It seemed that everywhere I turned men were articulating and documenting their instructions, values and requests. In August of 2003, it was Aaron Brown introducing a feature on CNN’s NewsNight about the rescued coal miners – with excerpts from letters written a century ago by “doomed miners” to their wives and families, in which they passed on their love, instructions, and burial requests. Then in September on The Charlie Rose Show I heard Ken Burns read a letter from his television series, The Civil War – a letter of values and love written to his wife by a young soldier a week before he was killed in battle.

I’d been introduced to the ethical will in the mid-nineties. While grieving with the nation after 9-11, I wished that all the women and men who’d left for work at the Twin Towers that clear-skied sunny morning had left behind a legacy letter of love, gratitude, blessing for those to whom they would never return. Because we can never know which day is our day to die, I feel an urgency to keep current in my legacy writing, and wish we all would.

My mission, heard as I sat in a class about the ethical will in 1999, came via a voice– that still small voice within with which I was quite unfamiliar.
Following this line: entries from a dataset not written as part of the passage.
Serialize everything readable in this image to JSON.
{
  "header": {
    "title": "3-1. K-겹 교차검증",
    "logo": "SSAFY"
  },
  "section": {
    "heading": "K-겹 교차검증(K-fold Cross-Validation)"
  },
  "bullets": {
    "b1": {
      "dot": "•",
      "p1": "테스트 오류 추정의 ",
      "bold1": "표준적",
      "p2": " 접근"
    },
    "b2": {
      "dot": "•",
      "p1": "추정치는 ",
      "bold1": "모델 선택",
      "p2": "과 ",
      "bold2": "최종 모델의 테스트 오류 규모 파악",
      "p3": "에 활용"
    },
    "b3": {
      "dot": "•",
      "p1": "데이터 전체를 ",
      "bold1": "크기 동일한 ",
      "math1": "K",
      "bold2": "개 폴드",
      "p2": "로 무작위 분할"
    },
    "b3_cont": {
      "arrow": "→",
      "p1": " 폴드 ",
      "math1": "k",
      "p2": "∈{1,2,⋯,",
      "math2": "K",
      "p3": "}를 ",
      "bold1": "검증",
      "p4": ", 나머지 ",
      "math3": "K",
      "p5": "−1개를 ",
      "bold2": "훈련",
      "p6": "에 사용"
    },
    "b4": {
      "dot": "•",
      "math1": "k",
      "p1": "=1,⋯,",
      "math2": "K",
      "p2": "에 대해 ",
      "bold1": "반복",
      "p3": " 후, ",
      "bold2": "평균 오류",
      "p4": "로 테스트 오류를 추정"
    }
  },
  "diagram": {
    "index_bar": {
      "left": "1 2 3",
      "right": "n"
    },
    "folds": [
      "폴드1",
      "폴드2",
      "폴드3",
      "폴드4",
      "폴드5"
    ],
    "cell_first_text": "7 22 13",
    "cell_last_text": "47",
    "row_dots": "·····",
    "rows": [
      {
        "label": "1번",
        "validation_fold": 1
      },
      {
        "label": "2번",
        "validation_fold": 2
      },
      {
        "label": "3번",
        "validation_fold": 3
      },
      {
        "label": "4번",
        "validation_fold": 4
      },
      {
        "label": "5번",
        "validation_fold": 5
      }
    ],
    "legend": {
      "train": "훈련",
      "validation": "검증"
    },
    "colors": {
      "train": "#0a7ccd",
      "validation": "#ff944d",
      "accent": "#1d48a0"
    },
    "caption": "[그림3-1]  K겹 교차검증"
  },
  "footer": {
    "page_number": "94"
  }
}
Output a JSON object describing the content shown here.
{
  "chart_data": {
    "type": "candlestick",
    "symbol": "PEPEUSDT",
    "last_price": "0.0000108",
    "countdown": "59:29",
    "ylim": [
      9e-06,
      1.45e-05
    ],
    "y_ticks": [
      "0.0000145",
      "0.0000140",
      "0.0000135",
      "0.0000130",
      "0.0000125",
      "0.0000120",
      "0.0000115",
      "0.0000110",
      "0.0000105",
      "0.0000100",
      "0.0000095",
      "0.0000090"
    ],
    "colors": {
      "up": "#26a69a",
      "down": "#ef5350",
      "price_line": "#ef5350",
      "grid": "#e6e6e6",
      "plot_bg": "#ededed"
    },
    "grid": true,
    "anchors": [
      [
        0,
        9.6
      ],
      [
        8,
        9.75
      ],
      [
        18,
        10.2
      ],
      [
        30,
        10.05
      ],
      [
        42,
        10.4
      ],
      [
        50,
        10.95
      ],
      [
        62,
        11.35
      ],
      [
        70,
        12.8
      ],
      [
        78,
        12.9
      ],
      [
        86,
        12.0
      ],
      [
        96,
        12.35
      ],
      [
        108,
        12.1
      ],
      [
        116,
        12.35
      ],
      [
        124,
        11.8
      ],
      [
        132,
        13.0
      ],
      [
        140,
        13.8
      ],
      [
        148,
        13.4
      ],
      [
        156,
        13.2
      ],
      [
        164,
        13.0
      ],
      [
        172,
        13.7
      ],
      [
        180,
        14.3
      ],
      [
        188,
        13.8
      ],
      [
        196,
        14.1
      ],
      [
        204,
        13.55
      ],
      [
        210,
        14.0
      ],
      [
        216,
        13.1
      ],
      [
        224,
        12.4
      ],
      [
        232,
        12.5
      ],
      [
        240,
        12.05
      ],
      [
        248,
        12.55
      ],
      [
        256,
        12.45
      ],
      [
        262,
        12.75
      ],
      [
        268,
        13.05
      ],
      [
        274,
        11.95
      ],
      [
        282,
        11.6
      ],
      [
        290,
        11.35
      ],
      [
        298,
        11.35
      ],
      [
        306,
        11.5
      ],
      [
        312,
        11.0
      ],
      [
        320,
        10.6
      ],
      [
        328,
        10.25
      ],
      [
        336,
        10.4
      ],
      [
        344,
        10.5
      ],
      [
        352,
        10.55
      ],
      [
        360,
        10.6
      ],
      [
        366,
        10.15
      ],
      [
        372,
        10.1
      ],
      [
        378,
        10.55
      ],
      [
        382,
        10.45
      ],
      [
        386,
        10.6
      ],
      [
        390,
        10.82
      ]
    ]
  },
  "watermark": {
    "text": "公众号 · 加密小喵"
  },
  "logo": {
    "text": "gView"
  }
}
It focused my attention when it said simply, “Turn this into a healing tool for women.” To transform the ethical will into an accessible, contemporary document for women, I first developed a curriculum (I’d been a teacher in my early career) and began facilitating “legacy circles” (I’d been a group therapist in a later period of my life). I worked with women of all faiths and races, young, boomers and aging, mothers and not, married and single, cancer survivors, abused and incarcerated.

It was my privilege to witness women eager to tell their stories and articulate their values, to respond to the urgent needs of our times, to make a contribution beyond their own lives, and to witness their transformation as they gifted those they loved with words expressing what was most important to them.

Legacy comes naturally to women because of our concern and caring for the future. So do circles, where the witnessing of each others’ history, stories, and dreams creates community and respect for self and others.

Out of this work came Women’s Lives, Women’s Legacies-Passing Your Beliefs and Blessings to Future Generations: Creating Your Own Spiritual-Ethical Will, a book for women to discover and recover the legacies received from their feminine ancestors, to examine and embrace their own precious lives and deaths, and finally to create a spiritual-ethical will to pass their values, stories, wisdom, and blessings to future generations.

The book informs readers about the history of the ethical will, connects them to their roots and addresses issues of being women in patriarchal cultures. Using reflection, imagery, writing exercises, and examples of other women’s expressions of their history and lives, readers are prepared to document their gift to future generations.

I updated the book in 2013 as a second edition. By then I was completing a totally new book: multi-generational for both genders and all ages. Your Legacy Matters holds much of my learning in the decade between the two books.

This blog entry is a legacy letter of sorts: to my children and grandchildren to understand the process of how their “granny” came to love this work.